Allenspark Wind Article for December 2025
Roger Sherman

The Tahosa Valley Landowners Association hopes that folks have looked at the draft Community Wildfire Protection Plan for the Allenspark Fire District.  Though the public comment period has passed, feedback is always welcome.  The whole idea is that the CWPP is a “living” document, that is, that it can be updated as new information, circumstances and even technology become available.  It should be a guide that adapts to changes on the ground, in philosophy or in resources.  It should evolve as the landscape evolves.

If you find it daunting – it is.  One suggestion is to print out the glossary so it is easy to look up the acronyms that contribute to the “wonkyness”.  But hopefully having an up to date CWPP will help and accelerate fire mitigation efforts. 

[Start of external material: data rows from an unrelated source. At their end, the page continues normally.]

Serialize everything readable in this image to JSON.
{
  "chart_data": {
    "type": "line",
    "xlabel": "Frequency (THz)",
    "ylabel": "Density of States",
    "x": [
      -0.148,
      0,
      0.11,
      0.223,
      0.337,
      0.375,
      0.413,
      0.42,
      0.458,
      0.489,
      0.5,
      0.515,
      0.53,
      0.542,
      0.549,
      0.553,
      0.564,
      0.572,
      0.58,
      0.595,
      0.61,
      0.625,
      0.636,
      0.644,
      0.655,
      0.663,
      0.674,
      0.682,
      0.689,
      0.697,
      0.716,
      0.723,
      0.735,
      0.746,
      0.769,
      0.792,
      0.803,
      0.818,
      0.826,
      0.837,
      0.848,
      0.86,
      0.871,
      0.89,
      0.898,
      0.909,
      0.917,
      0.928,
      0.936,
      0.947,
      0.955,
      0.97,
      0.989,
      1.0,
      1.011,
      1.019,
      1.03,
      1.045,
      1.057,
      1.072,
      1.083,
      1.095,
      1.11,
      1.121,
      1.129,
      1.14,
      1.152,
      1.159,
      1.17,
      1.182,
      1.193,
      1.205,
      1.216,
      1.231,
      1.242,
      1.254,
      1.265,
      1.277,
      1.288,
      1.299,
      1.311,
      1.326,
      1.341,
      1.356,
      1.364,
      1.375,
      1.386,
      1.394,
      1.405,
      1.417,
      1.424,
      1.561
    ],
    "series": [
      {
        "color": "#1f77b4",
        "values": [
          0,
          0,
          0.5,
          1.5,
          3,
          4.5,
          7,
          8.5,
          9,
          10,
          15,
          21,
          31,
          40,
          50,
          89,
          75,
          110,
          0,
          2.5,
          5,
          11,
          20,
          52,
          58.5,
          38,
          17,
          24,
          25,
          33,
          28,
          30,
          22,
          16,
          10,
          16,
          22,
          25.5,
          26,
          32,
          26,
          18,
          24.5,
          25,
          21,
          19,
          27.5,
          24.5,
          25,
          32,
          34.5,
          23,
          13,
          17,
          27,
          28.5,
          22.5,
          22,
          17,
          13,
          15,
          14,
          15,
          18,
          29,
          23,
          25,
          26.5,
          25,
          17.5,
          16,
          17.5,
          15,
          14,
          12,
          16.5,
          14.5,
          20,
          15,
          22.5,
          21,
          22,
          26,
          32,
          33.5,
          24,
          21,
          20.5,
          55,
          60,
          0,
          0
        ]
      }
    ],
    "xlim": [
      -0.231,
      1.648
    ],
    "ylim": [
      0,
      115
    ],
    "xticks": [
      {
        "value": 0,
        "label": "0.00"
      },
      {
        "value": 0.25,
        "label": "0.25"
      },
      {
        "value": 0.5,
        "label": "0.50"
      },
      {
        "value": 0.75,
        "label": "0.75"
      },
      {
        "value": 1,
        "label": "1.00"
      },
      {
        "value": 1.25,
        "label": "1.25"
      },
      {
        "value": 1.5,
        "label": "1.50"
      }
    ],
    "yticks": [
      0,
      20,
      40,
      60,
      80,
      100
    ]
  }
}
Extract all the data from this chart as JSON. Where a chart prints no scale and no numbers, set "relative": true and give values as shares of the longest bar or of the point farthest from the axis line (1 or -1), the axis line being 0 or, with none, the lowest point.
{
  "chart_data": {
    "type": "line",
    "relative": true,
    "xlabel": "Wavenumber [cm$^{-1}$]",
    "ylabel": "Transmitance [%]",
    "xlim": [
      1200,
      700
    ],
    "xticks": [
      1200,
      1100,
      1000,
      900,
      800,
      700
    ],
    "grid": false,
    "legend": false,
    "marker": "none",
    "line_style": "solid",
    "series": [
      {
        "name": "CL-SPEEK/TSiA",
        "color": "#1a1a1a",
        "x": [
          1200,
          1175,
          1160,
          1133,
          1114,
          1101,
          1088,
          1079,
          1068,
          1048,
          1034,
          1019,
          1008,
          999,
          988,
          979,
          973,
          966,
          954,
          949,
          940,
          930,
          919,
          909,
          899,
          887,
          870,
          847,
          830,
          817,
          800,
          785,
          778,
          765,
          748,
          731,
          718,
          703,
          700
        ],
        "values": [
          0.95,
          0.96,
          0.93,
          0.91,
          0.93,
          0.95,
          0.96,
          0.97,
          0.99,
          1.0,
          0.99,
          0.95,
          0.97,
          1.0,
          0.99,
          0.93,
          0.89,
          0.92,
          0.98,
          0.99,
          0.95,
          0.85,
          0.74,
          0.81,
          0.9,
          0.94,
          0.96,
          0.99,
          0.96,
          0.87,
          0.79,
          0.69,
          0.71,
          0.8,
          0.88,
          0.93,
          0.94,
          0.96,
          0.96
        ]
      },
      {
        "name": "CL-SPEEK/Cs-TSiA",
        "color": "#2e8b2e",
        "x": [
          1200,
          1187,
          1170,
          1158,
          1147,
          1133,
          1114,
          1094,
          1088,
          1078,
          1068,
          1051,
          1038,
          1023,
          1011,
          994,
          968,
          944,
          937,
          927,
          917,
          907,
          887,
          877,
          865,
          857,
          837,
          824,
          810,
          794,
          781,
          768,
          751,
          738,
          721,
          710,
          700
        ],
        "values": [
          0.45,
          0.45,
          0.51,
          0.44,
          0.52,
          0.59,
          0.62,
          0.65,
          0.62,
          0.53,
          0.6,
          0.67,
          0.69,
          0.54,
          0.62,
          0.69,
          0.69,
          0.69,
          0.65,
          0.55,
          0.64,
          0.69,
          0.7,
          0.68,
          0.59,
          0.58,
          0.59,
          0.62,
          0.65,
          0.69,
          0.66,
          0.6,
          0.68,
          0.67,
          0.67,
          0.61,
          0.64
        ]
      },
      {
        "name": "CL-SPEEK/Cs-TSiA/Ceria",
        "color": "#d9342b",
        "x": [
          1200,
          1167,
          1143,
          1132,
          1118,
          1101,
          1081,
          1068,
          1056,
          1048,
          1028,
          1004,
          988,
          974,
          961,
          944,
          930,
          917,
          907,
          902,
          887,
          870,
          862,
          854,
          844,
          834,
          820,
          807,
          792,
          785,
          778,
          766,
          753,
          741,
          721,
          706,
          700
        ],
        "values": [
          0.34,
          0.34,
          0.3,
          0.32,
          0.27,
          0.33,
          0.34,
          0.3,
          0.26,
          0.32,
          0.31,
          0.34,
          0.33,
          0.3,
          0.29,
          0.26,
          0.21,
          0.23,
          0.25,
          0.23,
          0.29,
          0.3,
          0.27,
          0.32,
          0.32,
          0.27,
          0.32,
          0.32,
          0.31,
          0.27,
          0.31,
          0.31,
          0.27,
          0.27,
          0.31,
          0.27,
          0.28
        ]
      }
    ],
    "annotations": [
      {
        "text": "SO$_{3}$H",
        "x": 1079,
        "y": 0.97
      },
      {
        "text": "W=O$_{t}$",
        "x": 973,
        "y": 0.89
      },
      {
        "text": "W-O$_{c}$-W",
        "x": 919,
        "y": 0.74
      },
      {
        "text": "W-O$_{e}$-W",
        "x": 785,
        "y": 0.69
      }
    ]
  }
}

On the 30th of October there was a Larimer County Town Hall put on by Commissioner Jody Shadduck-McNalley, “Wildfires and Watershed”.  It featured presentation from Michael Conway, Colorado Insurance Commissioner, Matt McCombs, State Forester, Josh Roberts, Office of Emergency Management and Dakota Condon of Wildfire Partners of Larimer County.

The main speaker was Michael Conway who addressed the crises in homeowners insurance in Colorado, especially in the urban/wildlands interface.  He was candid about the Colorado Insurance of Last Resort as too expensive and not very good.  But he also felt that insurers were not taking mitigation, individual, county and state efforts into consideration.  Besides fire danger the biggest driving force in insurance cost statewide was hail – paid for even by people who did not live in hail prone areas. He also thought insurers were not giving credit for fire resistant roofs.  Look for more initiatives coming out of his office.

Matt McCombs spoke eloquently about seeing mitigation efforts as not just negative, not just removing trees, but as a new paradigm and “change in the nature of the landscape”.  It is not just the decade long drought but an understanding that we are the disturbance so we must continue consciously to adapt though proscribed fire plans, but also nursery expansion and reforestation.  Josh Roberts enumerated a few large mitigation grants for the Big Thompson Canyon, Glen Haven and Estes Valley. And Dakota Condon mentioned that homeowners could have their mitigation efforts assessed and get Silver or Gold certificates to send to their insurance Companies.  Commissioner Shadduck-McNalley finished by musing about how to raise the 450 million dollars needed over ten years to treat the county at $4000/acre. 

It was good to hear that people are working on these things though the title of the Town Hall reiterated what one member has said in the past, that things get serious when water is involved.